Delightful soft pretzels stuffed with gooey mozzarella, perfect for gatherings and special moments.
Prep Time 1 hour
Cook Time 15 minutes
Total Time 1 hour 15 minutes
Servings: 12 pretzels
Course: Appetizer, Snack
Cuisine: American
Calories: 280

Ingredients
  

For the Dough
  • 1.5 cups warm water (110°F) Make sure the water is warm, not hot.
  • 1 packet active dry yeast Approximately 2 ¼ teaspoons.
  • 2 tablespoons sugar
  • 4 cups all-purpose flour
  • 1 teaspoon salt
  • 2 tablespoons unsalted butter, melted
For the Filling
  • 8 ounces fresh mozzarella, cut into small cubes Using fresh mozzarella yields the best melting results.
For the Baking Soda Bath
  • 10 cups water To boil the pretzels.
  • cup baking soda
For the Topping
  • 1 large egg, beaten For egg wash.
  • to taste coarse sea salt For sprinkling.

Method
 

Preparation
  1. In a large mixing bowl, combine warm water, yeast, and sugar. Let it sit for about 5 minutes until it becomes frothy.
  2. Once frothy, mix in the melted butter and salt.
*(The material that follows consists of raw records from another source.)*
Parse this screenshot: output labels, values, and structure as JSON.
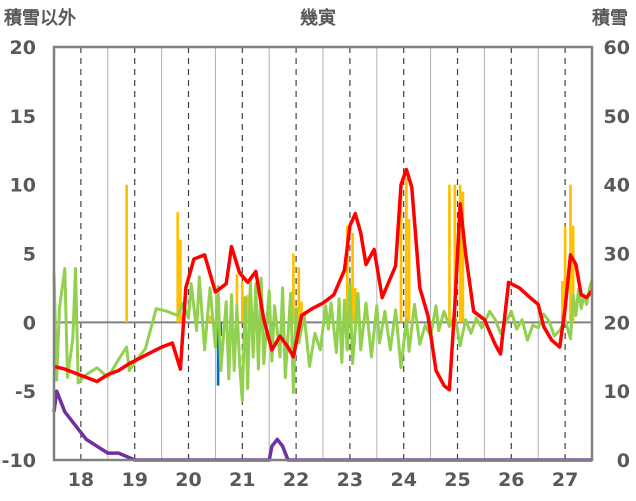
{
  "chart_data": {
    "type": "line",
    "title": "幾寅",
    "ylabel_left": "積雪以外",
    "ylabel_right": "積雪",
    "ylim_left": [
      -10,
      20
    ],
    "ylim_right": [
      0,
      60
    ],
    "y_ticks_left": [
      "20",
      "15",
      "10",
      "5",
      "0",
      "-5",
      "-10"
    ],
    "y_ticks_right": [
      "60",
      "50",
      "40",
      "30",
      "20",
      "10",
      "0"
    ],
    "x_ticks": [
      "18",
      "19",
      "20",
      "21",
      "22",
      "23",
      "24",
      "25",
      "26",
      "27"
    ],
    "xlim": [
      17.5,
      27.5
    ],
    "grid": "vertical dashed at day midpoints",
    "colors": {
      "red_line": "#ff0000",
      "green_line": "#92d050",
      "orange_bars": "#ffc000",
      "blue_bars": "#0070c0",
      "purple_line": "#7030a0",
      "axis": "#808080"
    },
    "series_red": [
      [
        17.5,
        -3.2
      ],
      [
        17.7,
        -3.4
      ],
      [
        17.9,
        -3.7
      ],
      [
        18.1,
        -4.0
      ],
      [
        18.3,
        -4.3
      ],
      [
        18.5,
        -3.8
      ],
      [
        18.7,
        -3.5
      ],
      [
        18.9,
        -3.0
      ],
      [
        19.1,
        -2.6
      ],
      [
        19.3,
        -2.2
      ],
      [
        19.5,
        -1.8
      ],
      [
        19.7,
        -1.5
      ],
      [
        19.85,
        -3.4
      ],
      [
        19.95,
        2.5
      ],
      [
        20.1,
        4.6
      ],
      [
        20.3,
        4.9
      ],
      [
        20.5,
        2.2
      ],
      [
        20.7,
        2.8
      ],
      [
        20.8,
        5.5
      ],
      [
        20.95,
        3.6
      ],
      [
        21.1,
        2.9
      ],
      [
        21.25,
        3.7
      ],
      [
        21.4,
        0.2
      ],
      [
        21.55,
        -2.0
      ],
      [
        21.7,
        -1.0
      ],
      [
        21.85,
        -1.8
      ],
      [
        21.95,
        -2.5
      ],
      [
        22.1,
        0.5
      ],
      [
        22.3,
        1.0
      ],
      [
        22.5,
        1.4
      ],
      [
        22.7,
        2.0
      ],
      [
        22.9,
        3.8
      ],
      [
        23.0,
        7.0
      ],
      [
        23.1,
        7.9
      ],
      [
        23.2,
        6.5
      ],
      [
        23.3,
        4.2
      ],
      [
        23.45,
        5.3
      ],
      [
        23.6,
        1.8
      ],
      [
        23.75,
        3.2
      ],
      [
        23.85,
        4.1
      ],
      [
        23.95,
        10.0
      ],
      [
        24.05,
        11.1
      ],
      [
        24.15,
        9.8
      ],
      [
        24.3,
        2.5
      ],
      [
        24.45,
        0.5
      ],
      [
        24.6,
        -3.5
      ],
      [
        24.75,
        -4.6
      ],
      [
        24.85,
        -4.9
      ],
      [
        24.95,
        1.2
      ],
      [
        25.05,
        8.6
      ],
      [
        25.15,
        5.0
      ],
      [
        25.3,
        0.8
      ],
      [
        25.5,
        0.2
      ],
      [
        25.7,
        -1.6
      ],
      [
        25.8,
        -2.3
      ],
      [
        25.95,
        2.9
      ],
      [
        26.15,
        2.5
      ],
      [
        26.35,
        1.8
      ],
      [
        26.5,
        1.3
      ],
      [
        26.6,
        -0.3
      ],
      [
        26.75,
        -1.3
      ],
      [
        26.9,
        -1.8
      ],
      [
        27.0,
        1.0
      ],
      [
        27.1,
        4.9
      ],
      [
        27.2,
        4.2
      ],
      [
        27.3,
        2.0
      ],
      [
        27.4,
        1.8
      ],
      [
        27.5,
        2.3
      ]
    ],
    "series_green": [
      [
        17.5,
        3.6
      ],
      [
        17.55,
        -4.2
      ],
      [
        17.6,
        1.0
      ],
      [
        17.7,
        3.9
      ],
      [
        17.75,
        -4.0
      ],
      [
        17.85,
        -1.2
      ],
      [
        17.9,
        3.9
      ],
      [
        17.95,
        -4.4
      ],
      [
        18.1,
        -3.8
      ],
      [
        18.3,
        -3.3
      ],
      [
        18.5,
        -4.0
      ],
      [
        18.7,
        -2.7
      ],
      [
        18.85,
        -1.8
      ],
      [
        18.9,
        -3.5
      ],
      [
        19.0,
        -2.9
      ],
      [
        19.2,
        -1.9
      ],
      [
        19.4,
        1.0
      ],
      [
        19.6,
        0.8
      ],
      [
        19.8,
        0.5
      ],
      [
        19.9,
        1.4
      ],
      [
        20.0,
        0.3
      ],
      [
        20.05,
        2.8
      ],
      [
        20.15,
        -0.6
      ],
      [
        20.2,
        3.3
      ],
      [
        20.3,
        -2.0
      ],
      [
        20.4,
        2.5
      ],
      [
        20.5,
        -1.8
      ],
      [
        20.55,
        2.6
      ],
      [
        20.6,
        -3.5
      ],
      [
        20.7,
        1.5
      ],
      [
        20.75,
        -4.1
      ],
      [
        20.8,
        2.0
      ],
      [
        20.85,
        -3.5
      ],
      [
        20.9,
        1.2
      ],
      [
        20.95,
        -3.0
      ],
      [
        21.0,
        -5.7
      ],
      [
        21.05,
        1.8
      ],
      [
        21.1,
        -4.8
      ],
      [
        21.15,
        3.0
      ],
      [
        21.2,
        -2.5
      ],
      [
        21.25,
        2.8
      ],
      [
        21.3,
        -3.4
      ],
      [
        21.35,
        3.2
      ],
      [
        21.4,
        -3.0
      ],
      [
        21.5,
        2.3
      ],
      [
        21.55,
        -2.8
      ],
      [
        21.6,
        1.2
      ],
      [
        21.7,
        -2.5
      ],
      [
        21.75,
        2.5
      ],
      [
        21.8,
        -4.0
      ],
      [
        21.9,
        2.1
      ],
      [
        21.95,
        -5.1
      ],
      [
        22.0,
        1.0
      ],
      [
        22.05,
        -1.5
      ],
      [
        22.15,
        0.5
      ],
      [
        22.25,
        -3.2
      ],
      [
        22.35,
        -0.8
      ],
      [
        22.45,
        -2.0
      ],
      [
        22.55,
        1.2
      ],
      [
        22.6,
        -0.5
      ],
      [
        22.65,
        1.4
      ],
      [
        22.75,
        -2.2
      ],
      [
        22.8,
        1.7
      ],
      [
        22.85,
        -2.9
      ],
      [
        22.9,
        1.6
      ],
      [
        22.95,
        -2.0
      ],
      [
        23.0,
        2.7
      ],
      [
        23.05,
        -3.0
      ],
      [
        23.15,
        2.1
      ],
      [
        23.2,
        -2.0
      ],
      [
        23.3,
        1.4
      ],
      [
        23.4,
        -2.5
      ],
      [
        23.5,
        1.2
      ],
      [
        23.55,
        -1.5
      ],
      [
        23.65,
        0.8
      ],
      [
        23.75,
        -2.0
      ],
      [
        23.85,
        0.9
      ],
      [
        23.95,
        -3.3
      ],
      [
        24.05,
        0.2
      ],
      [
        24.1,
        -2.1
      ],
      [
        24.2,
        1.3
      ],
      [
        24.3,
        -1.6
      ],
      [
        24.4,
        -0.2
      ],
      [
        24.5,
        -1.0
      ],
      [
        24.6,
        1.2
      ],
      [
        24.65,
        -0.6
      ],
      [
        24.75,
        0.8
      ],
      [
        24.85,
        -0.3
      ],
      [
        24.95,
        0.5
      ],
      [
        25.05,
        -1.7
      ],
      [
        25.15,
        0.2
      ],
      [
        25.25,
        -0.8
      ],
      [
        25.35,
        0.3
      ],
      [
        25.45,
        -0.4
      ],
      [
        25.6,
        0.8
      ],
      [
        25.7,
        0.2
      ],
      [
        25.8,
        -0.8
      ],
      [
        25.9,
        0.0
      ],
      [
        26.0,
        0.8
      ],
      [
        26.1,
        -0.5
      ],
      [
        26.2,
        0.2
      ],
      [
        26.3,
        -1.3
      ],
      [
        26.4,
        -0.2
      ],
      [
        26.5,
        -0.4
      ],
      [
        26.6,
        0.6
      ],
      [
        26.7,
        0.1
      ],
      [
        26.8,
        -1.0
      ],
      [
        26.9,
        -0.6
      ],
      [
        27.0,
        0.2
      ],
      [
        27.1,
        -1.2
      ],
      [
        27.15,
        2.0
      ],
      [
        27.2,
        0.5
      ],
      [
        27.25,
        2.4
      ],
      [
        27.3,
        1.0
      ],
      [
        27.35,
        2.0
      ],
      [
        27.4,
        1.3
      ],
      [
        27.45,
        2.4
      ],
      [
        27.5,
        3.1
      ]
    ],
    "series_purple": [
      [
        17.5,
        7
      ],
      [
        17.55,
        10
      ],
      [
        17.7,
        7
      ],
      [
        17.9,
        5
      ],
      [
        18.1,
        3
      ],
      [
        18.3,
        2
      ],
      [
        18.5,
        1
      ],
      [
        18.7,
        1
      ],
      [
        19.0,
        0
      ],
      [
        19.5,
        0
      ],
      [
        19.6,
        -1
      ],
      [
        20.2,
        -1
      ],
      [
        20.5,
        -1
      ],
      [
        21.0,
        -1
      ],
      [
        21.4,
        -1
      ],
      [
        21.5,
        -0.3
      ],
      [
        21.55,
        2
      ],
      [
        21.65,
        3
      ],
      [
        21.75,
        2
      ],
      [
        21.85,
        0
      ],
      [
        22.0,
        -1
      ],
      [
        27.5,
        -1
      ]
    ],
    "bars_orange": [
      [
        18.85,
        10
      ],
      [
        19.8,
        8
      ],
      [
        19.85,
        6
      ],
      [
        20.4,
        0.5
      ],
      [
        20.9,
        3.5
      ],
      [
        21.0,
        3
      ],
      [
        21.1,
        2
      ],
      [
        21.95,
        5
      ],
      [
        22.05,
        4
      ],
      [
        22.1,
        1.5
      ],
      [
        22.95,
        7
      ],
      [
        23.05,
        6.5
      ],
      [
        23.1,
        2.5
      ],
      [
        23.95,
        9.5
      ],
      [
        24.05,
        10.5
      ],
      [
        24.1,
        7.5
      ],
      [
        24.85,
        10
      ],
      [
        24.95,
        10
      ],
      [
        25.05,
        10
      ],
      [
        25.1,
        9.5
      ],
      [
        26.95,
        3
      ],
      [
        27.0,
        7
      ],
      [
        27.1,
        10
      ],
      [
        27.15,
        7
      ]
    ],
    "bars_blue": [
      [
        20.5,
        -1.5
      ],
      [
        20.55,
        -4.6
      ],
      [
        20.6,
        -1
      ],
      [
        21.25,
        -0.4
      ],
      [
        21.35,
        -0.5
      ],
      [
        21.55,
        -0.5
      ]
    ]
  }
}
Gradually add the flour, one cup at a time, mixing until a dough begins to form.
  3. Knead the dough on a floured surface for about 5-7 minutes until the dough is smooth and elastic.
  4. Place the dough in a greased bowl, cover it with a clean towel, and let it rise in a warm place for approximately 1 hour, or until it doubles in size.
Cooking
  1. Preheat your oven to 425°F (220°C) and line two baking sheets with parchment paper.
  2. In a large pot, bring the 10 cups of water and baking soda to a boil.
  3. Punch down the risen dough and divide it into 12 equal pieces. Roll each piece into a long rope, about 20 inches long. Form each rope into a U shape, twist the ends together, and fold back down to form a pretzel shape.
  4. Carefully place each pretzel into the boiling baking soda bath for about 30 seconds. Use a slotted spoon to remove them and transfer them to the prepared baking sheets.
  5. Cut small slits in the tops of the pretzels and place a cube of mozzarella into each slit.
  6. Brush the pretzels with the beaten egg and sprinkle with coarse sea salt.
  7. Bake for 12-15 minutes or until they turn golden brown.
  8. Allow to cool slightly before enjoying.

Notes

Ensure your water isn’t too hot when activating the yeast to avoid killing it. Store leftovers in an airtight container at room temperature for up to two days. Reheat in the oven to restore texture. For lower carbs, consider almond flour for the dough or a dairy-free cheese alternative.